Always wear gloves when rappelling to prevent rope burns. Make a slow descent, using small steps, to avoid losing your footing and sliding down the rope. You can seriously damage your hands on the thick ropes used for rappelling.
You can't inspect your rope too much. Check for frayed, weakened or worn sections, cuts and burns. Also, never step on the rope, which can cause tiny pieces of rock to gradually cut the fibers and weaken it.
Beginners should practice on a short rock face no more than 10 feet high. Make sure there is room for a safe landing if you make a mistake; even a 10-foot drop can be dangerous. Use a rope with a belay device attached around your waist. A belay device essentially acts as a break to stop the friction if you fall. Tie the belay rope with a simple bowline knot or a two-loop bowline knot looped at the end of the rope for increased safety.

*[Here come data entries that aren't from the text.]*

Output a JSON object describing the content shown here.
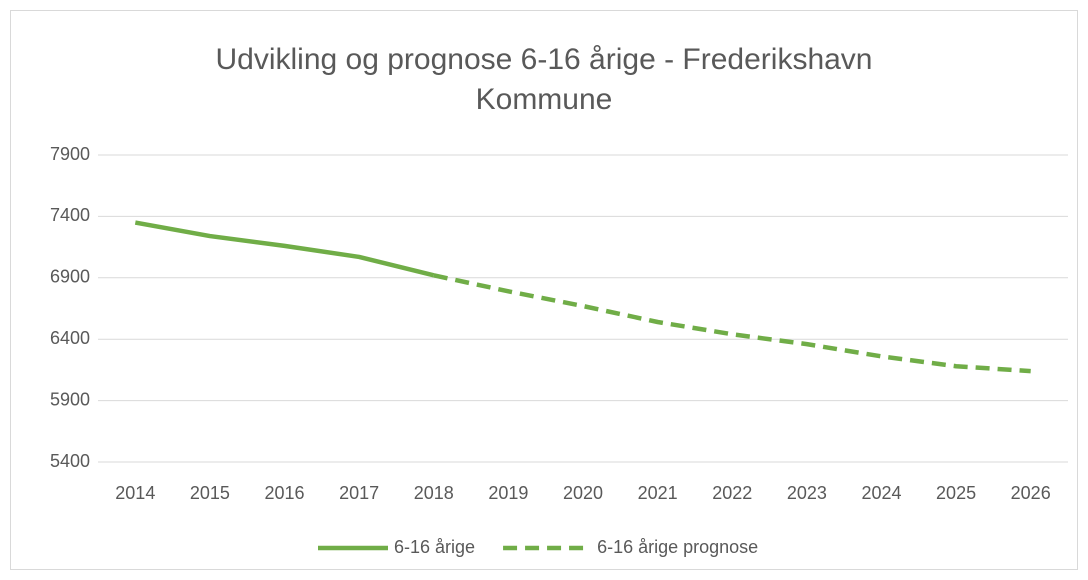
{
  "chart_data": {
    "type": "line",
    "title": "Udvikling og prognose 6-16 årige - Frederikshavn Kommune",
    "categories": [
      "2014",
      "2015",
      "2016",
      "2017",
      "2018",
      "2019",
      "2020",
      "2021",
      "2022",
      "2023",
      "2024",
      "2025",
      "2026"
    ],
    "series": [
      {
        "name": "6-16 årige",
        "color": "#70ad47",
        "line_style": "solid",
        "values": [
          7350,
          7240,
          7160,
          7070,
          6920,
          null,
          null,
          null,
          null,
          null,
          null,
          null,
          null
        ]
      },
      {
        "name": "6-16 årige prognose",
        "color": "#70ad47",
        "line_style": "dashed",
        "values": [
          null,
          null,
          null,
          null,
          6920,
          6790,
          6670,
          6540,
          6440,
          6360,
          6260,
          6180,
          6140
        ]
      }
    ],
    "ylim": [
      5400,
      7900
    ],
    "yticks": [
      5400,
      5900,
      6400,
      6900,
      7400,
      7900
    ],
    "grid": true,
    "legend": "bottom"
  }
}
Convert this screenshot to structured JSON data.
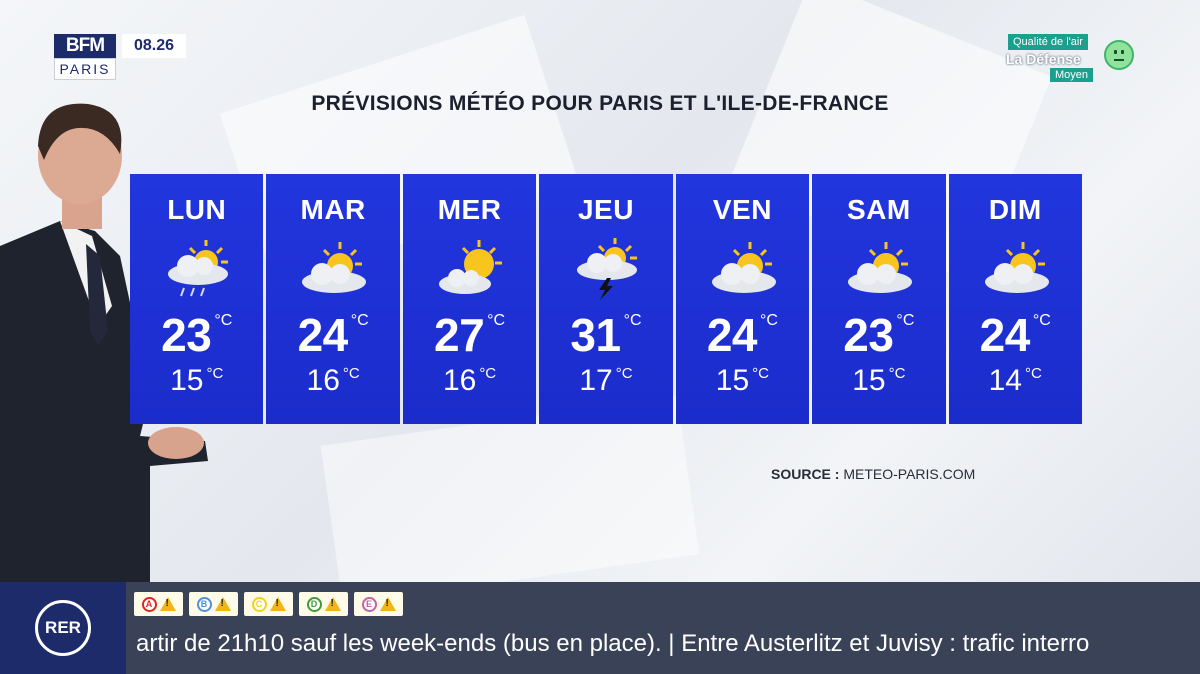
{
  "channel": {
    "logo_top": "BFM",
    "logo_bottom": "PARIS",
    "time": "08.26"
  },
  "air_quality": {
    "title": "Qualité de l'air",
    "place": "La Défense",
    "level": "Moyen"
  },
  "title": "PRÉVISIONS MÉTÉO POUR PARIS ET L'ILE-DE-FRANCE",
  "unit": "°C",
  "days": [
    {
      "name": "LUN",
      "max": "23",
      "min": "15",
      "icon": "sun-cloud-rain-icon"
    },
    {
      "name": "MAR",
      "max": "24",
      "min": "16",
      "icon": "sun-cloud-icon"
    },
    {
      "name": "MER",
      "max": "27",
      "min": "16",
      "icon": "sun-cloud-icon"
    },
    {
      "name": "JEU",
      "max": "31",
      "min": "17",
      "icon": "sun-cloud-storm-icon"
    },
    {
      "name": "VEN",
      "max": "24",
      "min": "15",
      "icon": "sun-cloud-icon"
    },
    {
      "name": "SAM",
      "max": "23",
      "min": "15",
      "icon": "sun-cloud-icon"
    },
    {
      "name": "DIM",
      "max": "24",
      "min": "14",
      "icon": "sun-cloud-icon"
    }
  ],
  "source": {
    "label": "SOURCE :",
    "value": "METEO-PARIS.COM"
  },
  "ticker": {
    "badge": "RER",
    "lines": [
      {
        "letter": "A",
        "color": "#e2231a"
      },
      {
        "letter": "B",
        "color": "#4b92db"
      },
      {
        "letter": "C",
        "color": "#f3d311"
      },
      {
        "letter": "D",
        "color": "#3f9c35"
      },
      {
        "letter": "E",
        "color": "#c560a2"
      }
    ],
    "text": "artir de 21h10 sauf les week-ends (bus en place). | Entre Austerlitz et Juvisy : trafic interro"
  }
}
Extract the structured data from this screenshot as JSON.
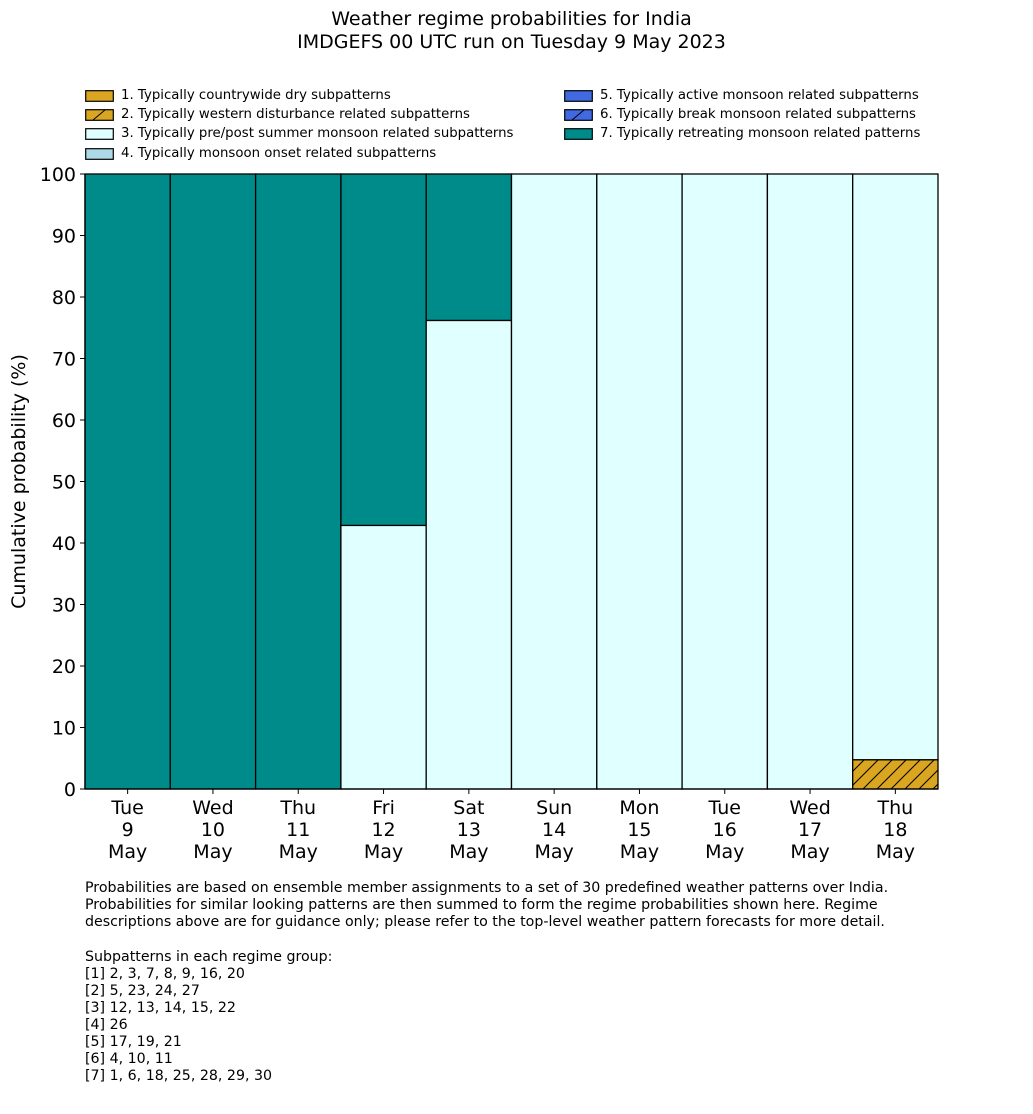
{
  "chart_data": {
    "type": "bar",
    "stacked": true,
    "title": [
      "Weather regime probabilities for India",
      "IMDGEFS 00 UTC run on Tuesday 9 May 2023"
    ],
    "ylabel": "Cumulative probability (%)",
    "xlabel": "",
    "ylim": [
      0,
      100
    ],
    "yticks": [
      0,
      10,
      20,
      30,
      40,
      50,
      60,
      70,
      80,
      90,
      100
    ],
    "categories": [
      [
        "Tue",
        "9",
        "May"
      ],
      [
        "Wed",
        "10",
        "May"
      ],
      [
        "Thu",
        "11",
        "May"
      ],
      [
        "Fri",
        "12",
        "May"
      ],
      [
        "Sat",
        "13",
        "May"
      ],
      [
        "Sun",
        "14",
        "May"
      ],
      [
        "Mon",
        "15",
        "May"
      ],
      [
        "Tue",
        "16",
        "May"
      ],
      [
        "Wed",
        "17",
        "May"
      ],
      [
        "Thu",
        "18",
        "May"
      ]
    ],
    "legend_placement": "top",
    "series": [
      {
        "name": "1. Typically countrywide dry subpatterns",
        "color": "#DAA520",
        "hatch": false,
        "values": [
          0,
          0,
          0,
          0,
          0,
          0,
          0,
          0,
          0,
          0
        ]
      },
      {
        "name": "2. Typically western disturbance related subpatterns",
        "color": "#DAA520",
        "hatch": true,
        "values": [
          0,
          0,
          0,
          0,
          0,
          0,
          0,
          0,
          0,
          4.76
        ]
      },
      {
        "name": "3. Typically pre/post summer monsoon related subpatterns",
        "color": "#E0FFFF",
        "hatch": false,
        "values": [
          0,
          0,
          0,
          42.86,
          76.19,
          100,
          100,
          100,
          100,
          95.24
        ]
      },
      {
        "name": "4. Typically monsoon onset related subpatterns",
        "color": "#ADD8E6",
        "hatch": false,
        "values": [
          0,
          0,
          0,
          0,
          0,
          0,
          0,
          0,
          0,
          0
        ]
      },
      {
        "name": "5. Typically active monsoon related subpatterns",
        "color": "#4169E1",
        "hatch": false,
        "values": [
          0,
          0,
          0,
          0,
          0,
          0,
          0,
          0,
          0,
          0
        ]
      },
      {
        "name": "6. Typically break monsoon related subpatterns",
        "color": "#4169E1",
        "hatch": true,
        "values": [
          0,
          0,
          0,
          0,
          0,
          0,
          0,
          0,
          0,
          0
        ]
      },
      {
        "name": "7. Typically retreating monsoon related patterns",
        "color": "#008B8B",
        "hatch": false,
        "values": [
          100,
          100,
          100,
          57.14,
          23.81,
          0,
          0,
          0,
          0,
          0
        ]
      }
    ]
  },
  "footnote": {
    "paragraph": "Probabilities are based on ensemble member assignments to a set of 30 predefined weather patterns over India.\nProbabilities for similar looking patterns are then summed to form the regime probabilities shown here. Regime\ndescriptions above are for guidance only; please refer to the top-level weather pattern forecasts for more detail.",
    "groups": "Subpatterns in each regime group:\n[1] 2, 3, 7, 8, 9, 16, 20\n[2] 5, 23, 24, 27\n[3] 12, 13, 14, 15, 22\n[4] 26\n[5] 17, 19, 21\n[6] 4, 10, 11\n[7] 1, 6, 18, 25, 28, 29, 30"
  }
}
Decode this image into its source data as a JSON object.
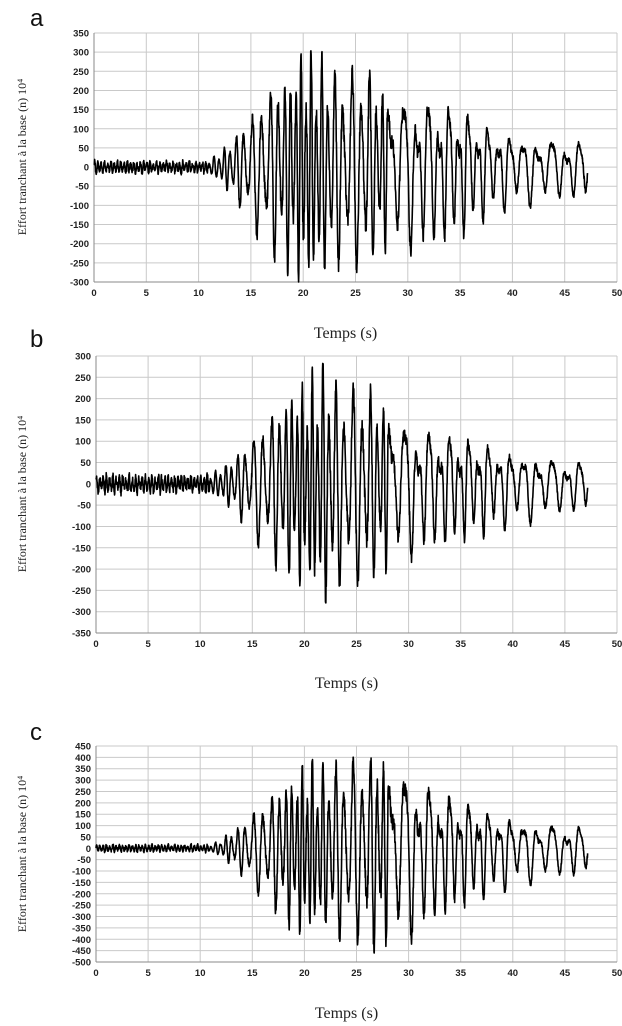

When you first begin rappelling you may swing back and forth. The way to prevent this is to plant your feet firmly apart. Keep your feet flat against the face of the rock and keep your spine straight. Always look down at the route you are following and ease up on your guide hand to reduce friction. Your guide hand is placed above the belay device friction brake.
Some people seem to glide down the face of a rock while others take much longer. You can control the speed of your descent, but rappelling should never become a race; at least until you are very experienced. Control your speed by adjusting the grip on your brake hand--the hand that grips the rope below the descending device. The hand that holds the rope above the guidance device is used to maintain your balance.